A study by Kim et al. [15] recruited a cohort of 123 patients and recorded a lower PPV of 45.5% for RNTMD. Other parameters were comparable.
In a study by Hirmanpour et al. [16] involving obstetric patients alone, the sensitivity and specificity of RNTMD were 71.7% and 70%, respectively. Other study parameters included a PPV of 17% and an AUC of 0.68. The findings were in contrast to our study, where we found RNTMD to have fairly good sensitivity and very good specificity, PPV, and NPV. The variation in results could possibly be due to the recruitment of obstetric patients exclusively for the study. Due to increased soft tissue in the neck, proper assessment of the TMD may have been difficult. Our study, however, excluded obstetric patients; therefore, no such confounder was seen. The efficacy of RNTMD in these subsets of patients with a known risk factor for difficult intubation, like obstetric cases, may be evaluated further.

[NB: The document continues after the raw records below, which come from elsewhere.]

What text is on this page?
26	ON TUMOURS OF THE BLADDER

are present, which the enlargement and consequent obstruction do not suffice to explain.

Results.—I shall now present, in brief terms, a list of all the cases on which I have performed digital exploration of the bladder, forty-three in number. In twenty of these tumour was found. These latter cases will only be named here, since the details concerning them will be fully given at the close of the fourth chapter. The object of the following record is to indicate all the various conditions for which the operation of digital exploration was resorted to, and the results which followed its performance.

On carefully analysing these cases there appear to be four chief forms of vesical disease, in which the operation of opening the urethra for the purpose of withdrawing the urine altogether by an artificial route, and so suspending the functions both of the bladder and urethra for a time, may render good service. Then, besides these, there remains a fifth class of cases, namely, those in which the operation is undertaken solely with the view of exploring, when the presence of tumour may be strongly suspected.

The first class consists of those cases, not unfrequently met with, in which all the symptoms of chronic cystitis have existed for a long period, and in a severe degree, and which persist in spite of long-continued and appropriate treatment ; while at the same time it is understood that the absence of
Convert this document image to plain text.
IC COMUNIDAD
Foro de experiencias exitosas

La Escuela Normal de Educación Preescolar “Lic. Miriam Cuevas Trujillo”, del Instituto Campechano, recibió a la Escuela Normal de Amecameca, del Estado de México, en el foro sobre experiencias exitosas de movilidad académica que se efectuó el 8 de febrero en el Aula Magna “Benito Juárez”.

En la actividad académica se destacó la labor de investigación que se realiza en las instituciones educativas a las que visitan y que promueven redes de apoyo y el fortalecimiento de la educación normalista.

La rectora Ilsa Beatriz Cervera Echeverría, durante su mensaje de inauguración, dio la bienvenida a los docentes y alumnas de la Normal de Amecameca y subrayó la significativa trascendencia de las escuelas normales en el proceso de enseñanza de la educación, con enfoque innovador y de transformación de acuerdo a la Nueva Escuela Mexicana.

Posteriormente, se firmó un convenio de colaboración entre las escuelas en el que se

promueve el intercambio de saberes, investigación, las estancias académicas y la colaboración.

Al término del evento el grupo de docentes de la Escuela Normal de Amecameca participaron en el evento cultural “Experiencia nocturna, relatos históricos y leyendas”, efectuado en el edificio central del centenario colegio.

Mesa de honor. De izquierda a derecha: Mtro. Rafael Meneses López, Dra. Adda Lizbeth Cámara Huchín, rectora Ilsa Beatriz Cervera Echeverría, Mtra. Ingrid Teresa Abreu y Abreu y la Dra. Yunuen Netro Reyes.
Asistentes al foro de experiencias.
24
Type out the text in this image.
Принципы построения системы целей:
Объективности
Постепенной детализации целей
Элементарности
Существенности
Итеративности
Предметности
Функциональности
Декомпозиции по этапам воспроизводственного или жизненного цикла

The diagnostic accuracy of these parameters substantially increases when a ratio of two such parameters is used. Hence, we found both RNTMD and RNCIIG to have very good predictive ability as determined by their high AUC and diagnostic accuracy. Both these ratios, therefore, could be used as effective predictors of difficult intubation. When the two ratios are compared, RNCIIG is slightly superior to RNTMD due to its better sensitivity.
Limitations of the study
The participant size in the current study was smaller as compared to similar studies. Complete blinding was not possible as the anaesthesiologist performing intubation could recognize physical characteristics suggestive of difficult intubation. Also, he would perform some airway assessment tests himself prior to intubation. This may also lead to confirmation bias and false reporting of a higher IDS score; for instance, the lifting force required during laryngoscopy may be perceived to be higher.
Conclusions
We found both RNCIIG and RNTMD to be highly reliable in predicting a difficult airway, as evident from the ROC curves and high diagnostic accuracy of both tests. However, RNCIIG remains slightly superior due to its higher sensitivity. These tests are simple, easy to perform, and require minimal resources or time. When incorporated into routine pre-anaesthetic check-ups, they may significantly reduce the incidence of unanticipated difficult intubations.